Cette nouvelle difficulté survient dans un contexte déjà tendu pour le secteur privé sénégalais. Depuis l’arrivée au pouvoir, en mars 2024, du duo Bassirou Diomaye Faye – Ousmane Sonko, les relations entre l’exécutif et le patronat se sont durcies. En août, le Premier ministre a présenté un « plan de redressement économique et social » qui doit être financé à « 90% » par des ressources internes — soit, en clair, une impérieuse hausse de la pression fiscale sur les entreprises.
« Le secteur privé sénégalais est en souffrance », résume sans détour un bailleur de fonds. « On parle beaucoup de la dette extérieure, mais c’est la dette intérieure qui met les entreprises au bord de l’asphyxie. D’un côté, l’État tarde à payer ses factures; de l’autre, il augmente les impôts. C’est une double peine. »
Cette situation explosive devait d’ailleurs nourrir les débats lors des Assises de l’entreprise, rendez-vous annuel du Conseil national du patronat du Sénégal présidé par Baïdy Agne, qui se sont tenues les 16 et 17 octobre à Dakar.
Face à la tempête, toutes les observations convergent vers Washington et le Fonds monétaire international. « Nous avons besoin d’un accord avec le FMI », résume Alla Sène Gueye sans détour. Un espoir ravivé par les déclarations de Kristalina Georgieva, directrice générale du FMI, qui a évoqué le 15 octobre, en marge des assemblées automnales de l’institution, une « rencontre productive avec le ministre des Finances Cheikh Diba ». Selon elle, les négociations autour d’un nouveau programme de soutien avancent « bien » et devraient « se renforcer dans les prochaines semaines ».

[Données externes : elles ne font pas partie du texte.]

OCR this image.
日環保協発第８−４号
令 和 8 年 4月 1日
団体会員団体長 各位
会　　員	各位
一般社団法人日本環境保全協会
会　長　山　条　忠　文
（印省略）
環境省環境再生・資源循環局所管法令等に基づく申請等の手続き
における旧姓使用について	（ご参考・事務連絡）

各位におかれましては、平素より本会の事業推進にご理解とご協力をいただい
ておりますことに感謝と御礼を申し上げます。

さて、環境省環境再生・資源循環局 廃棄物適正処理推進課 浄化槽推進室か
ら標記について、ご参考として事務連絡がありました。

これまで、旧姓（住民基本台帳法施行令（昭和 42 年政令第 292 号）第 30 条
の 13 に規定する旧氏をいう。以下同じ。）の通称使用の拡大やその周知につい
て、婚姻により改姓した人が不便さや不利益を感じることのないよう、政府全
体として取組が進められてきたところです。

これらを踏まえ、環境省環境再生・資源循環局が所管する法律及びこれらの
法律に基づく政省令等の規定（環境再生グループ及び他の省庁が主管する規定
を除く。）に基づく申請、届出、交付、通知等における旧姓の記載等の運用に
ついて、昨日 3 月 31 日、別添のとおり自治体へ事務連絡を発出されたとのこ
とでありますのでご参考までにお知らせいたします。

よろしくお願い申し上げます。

Cet accord apparaît d’autant plus crucial que l’affaire de la « dette cachée » continue d’altérer la crédibilité financière du Sénégal. Ce scandale, révélé en septembre 2024 par la nouvelle administration Faye-Sonko, accuse l’équipe sortante de Macky Sall d’avoir sous-évalué l’endettement réel du pays et a profondément ébranlé la confiance des investisseurs — même si l’ancien président conteste fermement ces allégations.

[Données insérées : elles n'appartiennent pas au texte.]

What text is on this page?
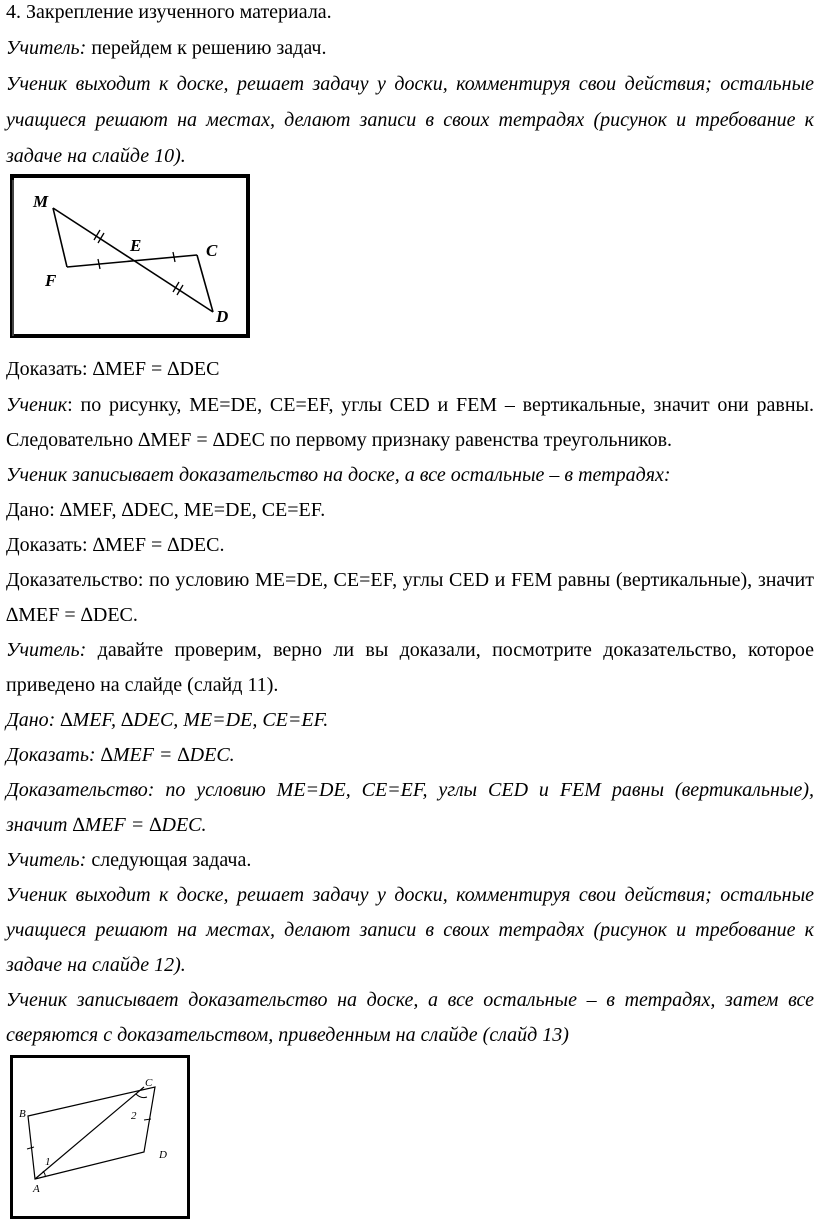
4. Закрепление изученного материала.
Учитель: перейдем к решению задач.
Ученик выходит к доске, решает задачу у доски, комментируя свои действия; остальные
учащиеся решают на местах, делают записи в своих тетрадях (рисунок и требование к
задаче на слайде 10).
M
E	C
F
D
Доказать: ∆MEF = ∆DEC
Ученик: по рисунку, ME=DE, CE=EF, углы CED и FEM – вертикальные, значит они равны.
Следовательно ∆MEF = ∆DEC по первому признаку равенства треугольников.
Ученик записывает доказательство на доске, а все остальные – в тетрадях:
Дано: ∆MEF, ∆DEC, ME=DE, CE=EF.
Доказать: ∆MEF = ∆DEC.
Доказательство: по условию ME=DE, CE=EF, углы CED и FEM равны (вертикальные), значит
∆MEF = ∆DEC.
Учитель: давайте проверим, верно ли вы доказали, посмотрите доказательство, которое
приведено на слайде (слайд 11).
Дано: ∆MEF, ∆DEC, ME=DE, CE=EF.
Доказать: ∆MEF = ∆DEC.
Доказательство: по условию ME=DE, CE=EF, углы CED и FEM равны (вертикальные),
значит ∆MEF = ∆DEC.
Учитель: следующая задача.
Ученик выходит к доске, решает задачу у доски, комментируя свои действия; остальные
учащиеся решают на местах, делают записи в своих тетрадях (рисунок и требование к
задаче на слайде 12).
Ученик записывает доказательство на доске, а все остальные – в тетрадях, затем все
сверяются с доказательством, приведенным на слайде (слайд 13)
C
B
D
A
1
2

Pour Pierre Goudiaby Atepa, la solution passe aussi par une remise en cause du système de notation lui-même. Il invite les pays africains à « se concentrer sur l’obtention de notations financières dans leurs propres monnaies » afin d’attirer les investisseurs, tout en investissant massivement dans la formation pour accroître les recettes fiscales et améliorer le contrôle des finances publiques. Une révolution qui semble encore lointaine tant que le Sénégal cherche désespérément à respirer.